The show began with the most Morrisseyesque collection of videos imaginable: Jimmy Clithero sketches, scenes from A Taste of Honey, clips of The Ramones and New York Dolls – and, predictably, pictures of the late Lady Thatcher set to the tune of ‘Ding Dong The Witch Is Dead’. After this, Morrissey makes his grand entrance – he’s wearing a white tracksuit – and teases the crowd with two classics: ‘The Queen is Dead’ and ‘Suedehead’. With the crowd primed, Morrissey begins what he came here to do – what he was put on earth to do: promote his latest album and make meat-eaters feel very guilty indeed. He succeeds on both accounts.
He sings almost all of his new material, some of which is very good: I’m thinking particularly of the thundering ‘I’m Not A Man’, ‘Kiss Me A Lot’ (a typical Morrissey ballad of stunted desire) and ‘Neil Cassidy Drops Dead’. Some aren’t so good. The title song ‘World Peace Is None Of Your Business’ is a howler of particular note, a jangly little number full of banal politics and Brandisms (‘each time you vote you support the process’).

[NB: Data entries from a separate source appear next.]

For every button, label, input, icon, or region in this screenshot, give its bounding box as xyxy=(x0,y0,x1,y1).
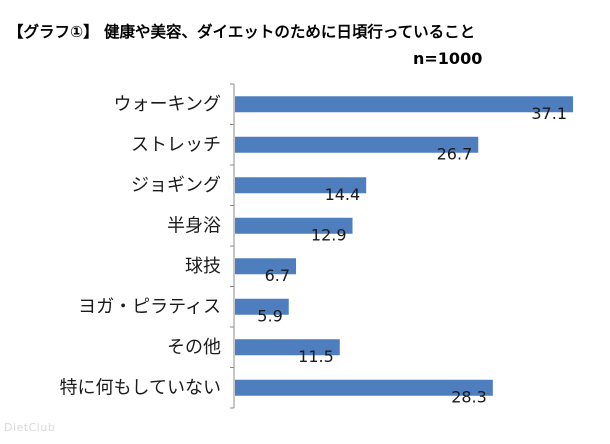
category-labels: ウォーキングストレッチジョギング半身浴球技ヨガ・ピラティスその他特に何もしていな… xyxy=(60,94,221,399)
sample-size-label: n=1000 xyxy=(413,49,482,68)
value-labels: 37.1 26.7 14.4 12.9 6.7 5.9 11.5 28.3 xyxy=(257,104,567,407)
category-label: ウォーキング xyxy=(114,94,221,115)
y-axis-ticks xyxy=(230,83,234,409)
value-label: 6.7 xyxy=(265,266,290,285)
value-label: 11.5 xyxy=(298,347,334,366)
bar xyxy=(235,339,340,356)
value-label: 12.9 xyxy=(311,225,347,244)
bar xyxy=(235,96,573,113)
bar xyxy=(235,136,479,153)
value-label: 5.9 xyxy=(257,306,282,325)
bar xyxy=(235,177,367,194)
category-label: 特に何もしていない xyxy=(60,377,221,398)
category-label: ヨガ・ピラティス xyxy=(78,296,221,317)
bar xyxy=(235,379,493,396)
category-label: 球技 xyxy=(185,256,221,277)
value-label: 14.4 xyxy=(325,185,361,204)
value-label: 37.1 xyxy=(531,104,567,123)
category-label: 半身浴 xyxy=(167,215,221,236)
bar-series xyxy=(235,96,573,396)
chart-title: 【グラフ①】 健康や美容、ダイエットのために日頃行っていること xyxy=(8,22,475,41)
bar xyxy=(235,298,289,315)
value-label: 26.7 xyxy=(437,144,473,163)
category-label: ストレッチ xyxy=(131,134,221,155)
bar xyxy=(235,217,353,234)
category-label: その他 xyxy=(167,337,221,358)
value-label: 28.3 xyxy=(451,387,487,406)
bar xyxy=(235,258,297,275)
watermark-text: DietClub xyxy=(4,421,56,434)
category-label: ジョギング xyxy=(131,175,221,196)
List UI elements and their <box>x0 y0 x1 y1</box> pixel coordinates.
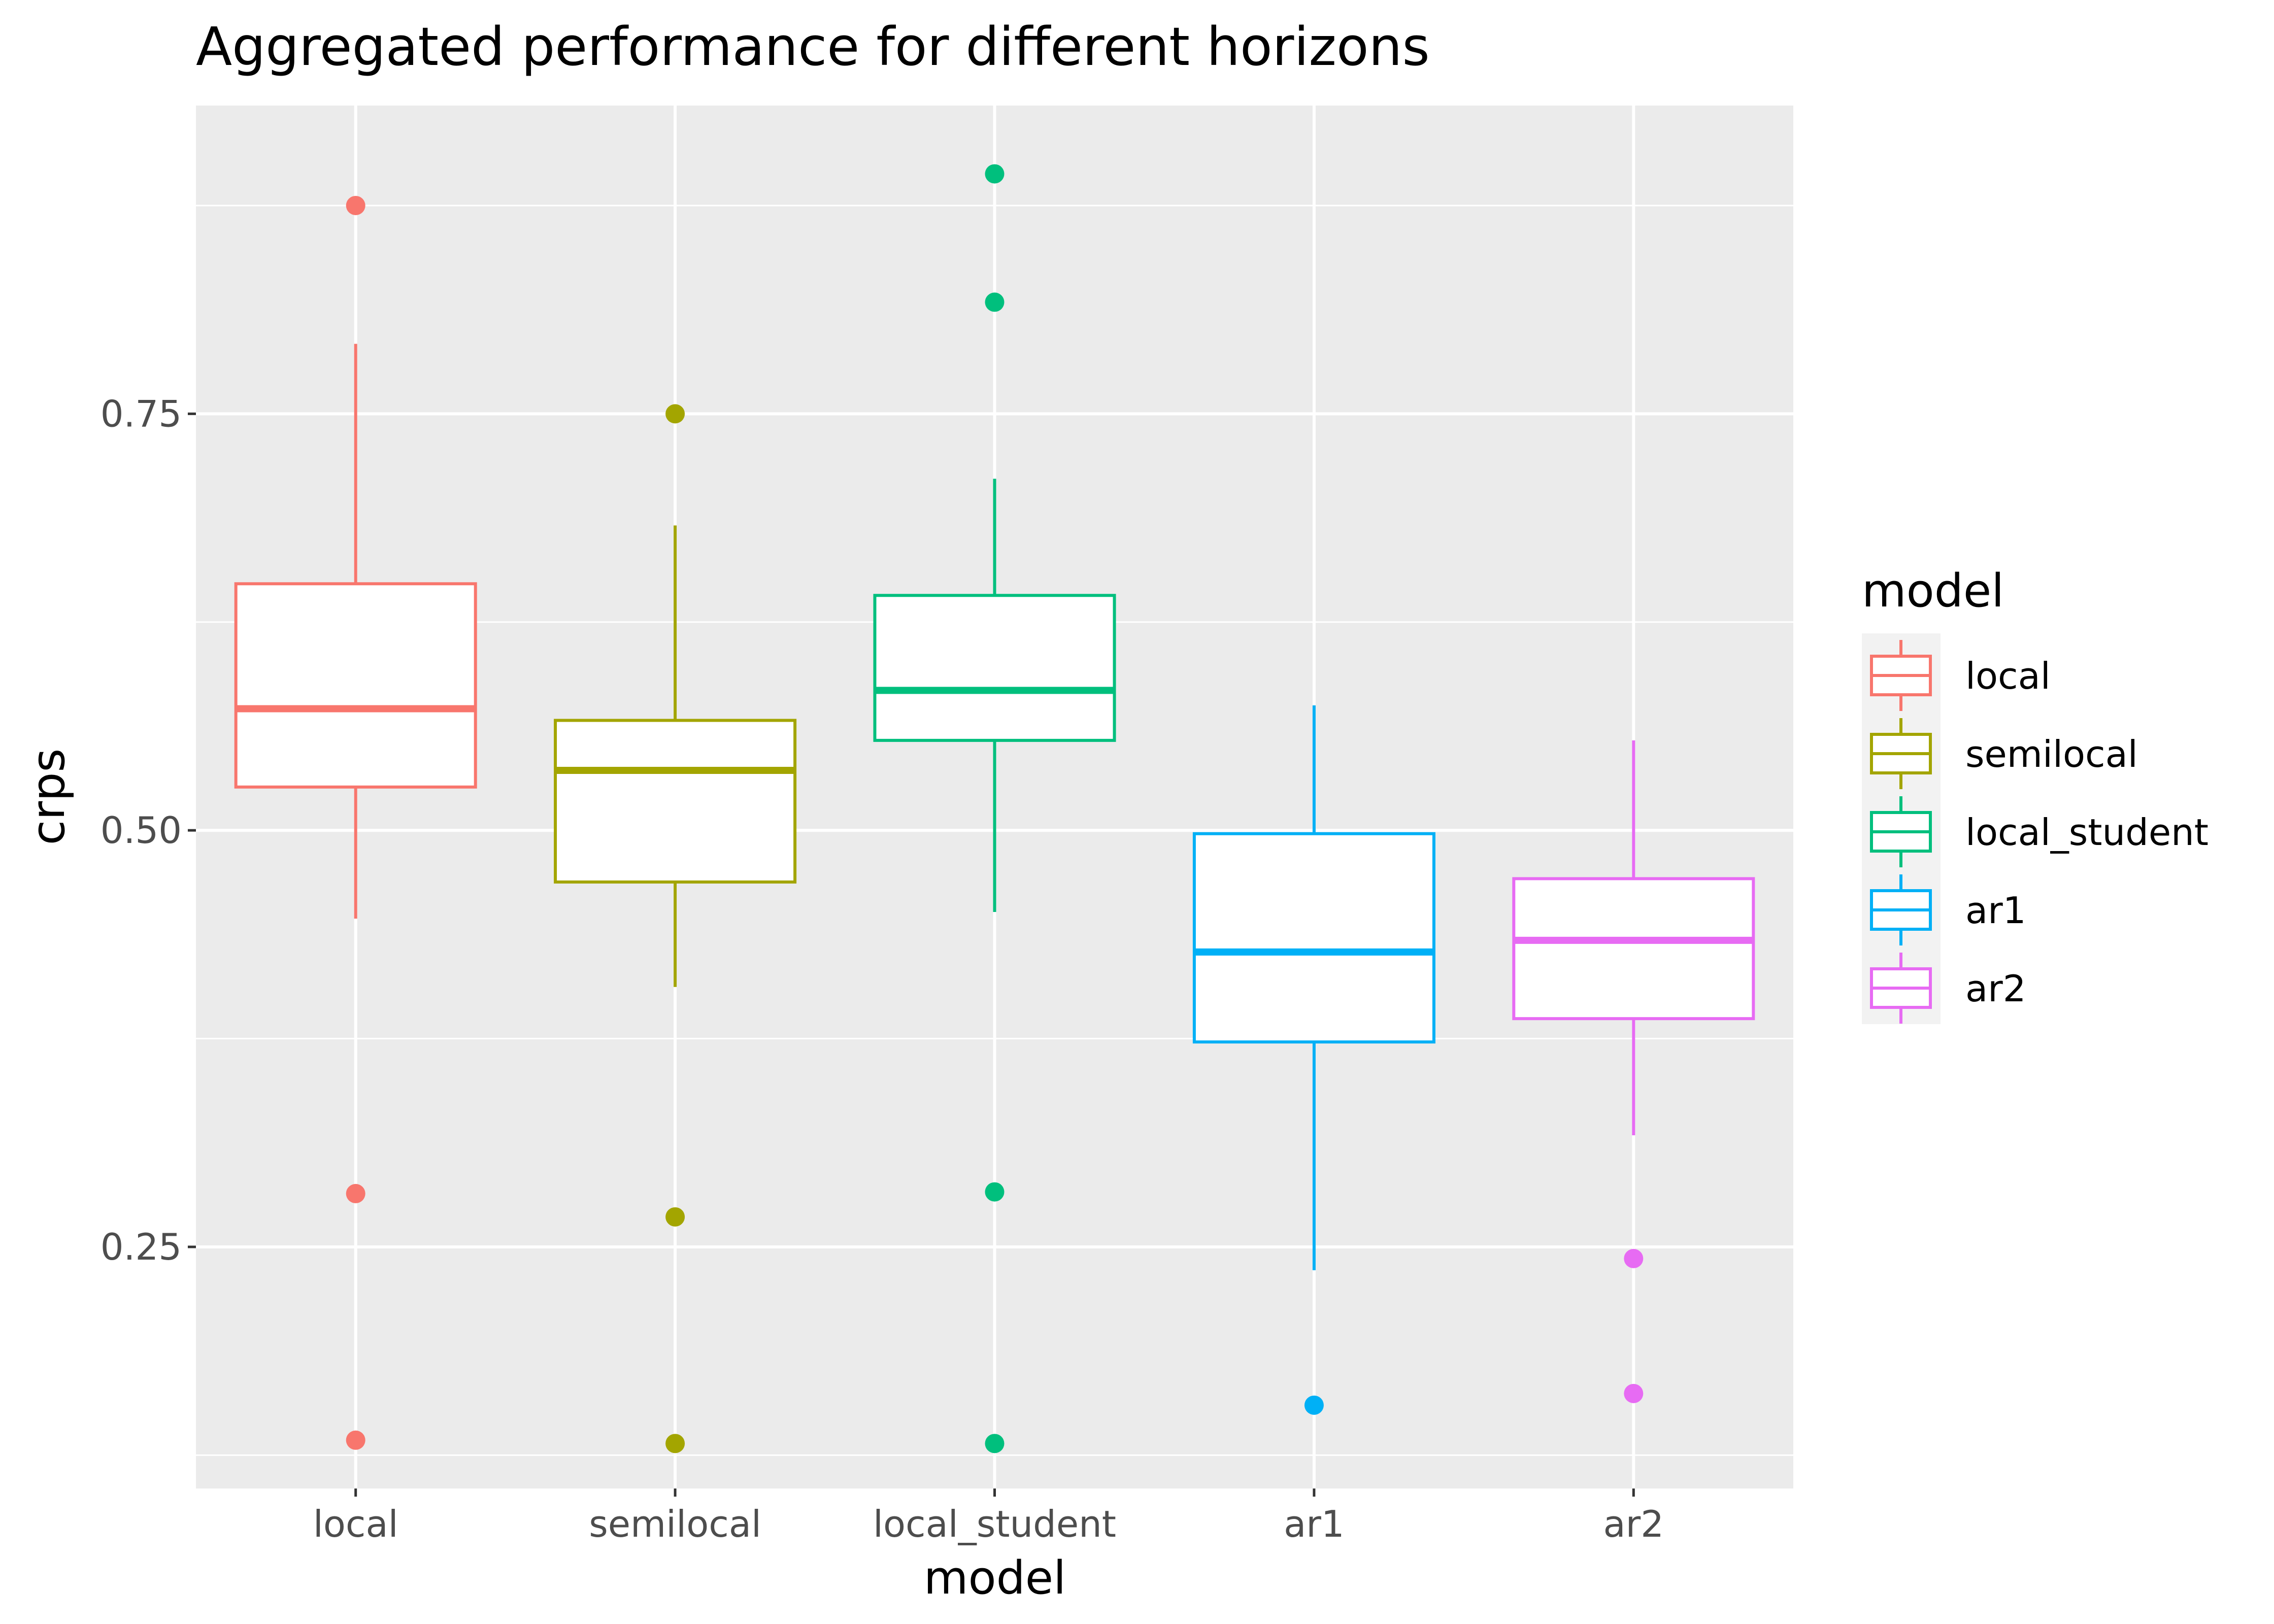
outlier-point <box>985 164 1005 184</box>
legend-label: ar1 <box>1965 889 2026 932</box>
legend-item-ar2: ar2 <box>1870 953 2026 1024</box>
box-local_student <box>873 164 1116 1453</box>
outlier-point <box>346 1183 365 1203</box>
outlier-point <box>665 404 685 424</box>
box-ar2 <box>1512 740 1755 1403</box>
outlier-point <box>346 195 365 215</box>
legend: model local semilocal local_student ar1 ar2 <box>1862 564 2209 1024</box>
legend-item-ar1: ar1 <box>1870 874 2026 945</box>
legend-item-local_student: local_student <box>1870 796 2209 867</box>
x-tick-label: semilocal <box>589 1503 761 1545</box>
x-tick-label: ar2 <box>1603 1503 1664 1545</box>
x-tick-label: ar1 <box>1284 1503 1345 1545</box>
outlier-point <box>665 1207 685 1227</box>
legend-item-local: local <box>1870 640 2051 711</box>
box-ar1 <box>1192 705 1435 1415</box>
chart-title: Aggregated performance for different hor… <box>196 16 1430 78</box>
y-tick-label: 0.50 <box>101 809 182 852</box>
x-axis-title: model <box>924 1551 1066 1605</box>
outlier-point <box>1624 1383 1644 1403</box>
box-iqr <box>1192 832 1435 1044</box>
y-axis-title: crps <box>22 749 75 845</box>
legend-label: semilocal <box>1965 733 2138 775</box>
box-iqr <box>554 719 797 884</box>
x-axis: local semilocal local_student ar1 ar2 <box>313 1488 1664 1545</box>
boxplot-marks <box>234 164 1755 1453</box>
outlier-point <box>985 1182 1005 1202</box>
legend-label: local_student <box>1965 811 2209 854</box>
outlier-point <box>665 1434 685 1453</box>
legend-item-semilocal: semilocal <box>1870 718 2138 789</box>
box-iqr <box>1512 877 1755 1021</box>
legend-items: local semilocal local_student ar1 ar2 <box>1862 633 2209 1024</box>
outlier-point <box>985 292 1005 312</box>
box-local <box>234 195 477 1450</box>
y-tick-label: 0.75 <box>101 392 182 435</box>
legend-label: ar2 <box>1965 967 2026 1010</box>
legend-label: local <box>1965 655 2051 697</box>
y-axis: 0.25 0.50 0.75 <box>101 392 196 1268</box>
box-iqr <box>873 594 1116 742</box>
legend-title: model <box>1862 564 2004 618</box>
box-iqr <box>234 582 477 789</box>
box-semilocal <box>554 404 797 1453</box>
x-tick-label: local <box>313 1503 398 1545</box>
x-tick-label: local_student <box>873 1503 1116 1545</box>
y-tick-label: 0.25 <box>101 1226 182 1268</box>
outlier-point <box>985 1434 1005 1453</box>
outlier-point <box>1624 1248 1644 1268</box>
outlier-point <box>1304 1395 1324 1415</box>
outlier-point <box>346 1430 365 1450</box>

As a performer, Morrissey is as good as he’s ever been. His voice is stronger than ever before. His movements, gestures and swoops are glorious to behold: each head-flick, each tragic turn and genuflection is choreographed to transform Morrissey into the doomed, romantic figure he has always longed to be. The crowd buys it; many swoon and weep as he twists and writhes. There is an atmosphere of exquisite fatalism, the electrifying miserablism that has been Morrissey’s stock-in-trade for over thirty years. Morrissey has always fetishized death and illness (existential and physical), but here he excels himself: he ends with an astonishing rendition of ‘Asleep’, urging the crowd: ‘Remember me, but forget my fate’, an echo of Dido from Purcell – a reference to the fatal course of his illness? Perhaps.
A woman next to me quite seriously breaks down in tears for the remainder of the show. By the end of the whole thing, I too am a little weepy, leaving all at once exhilarated and dejected, buzzing and sorrowful. Well, what else would you expect from Morrissey?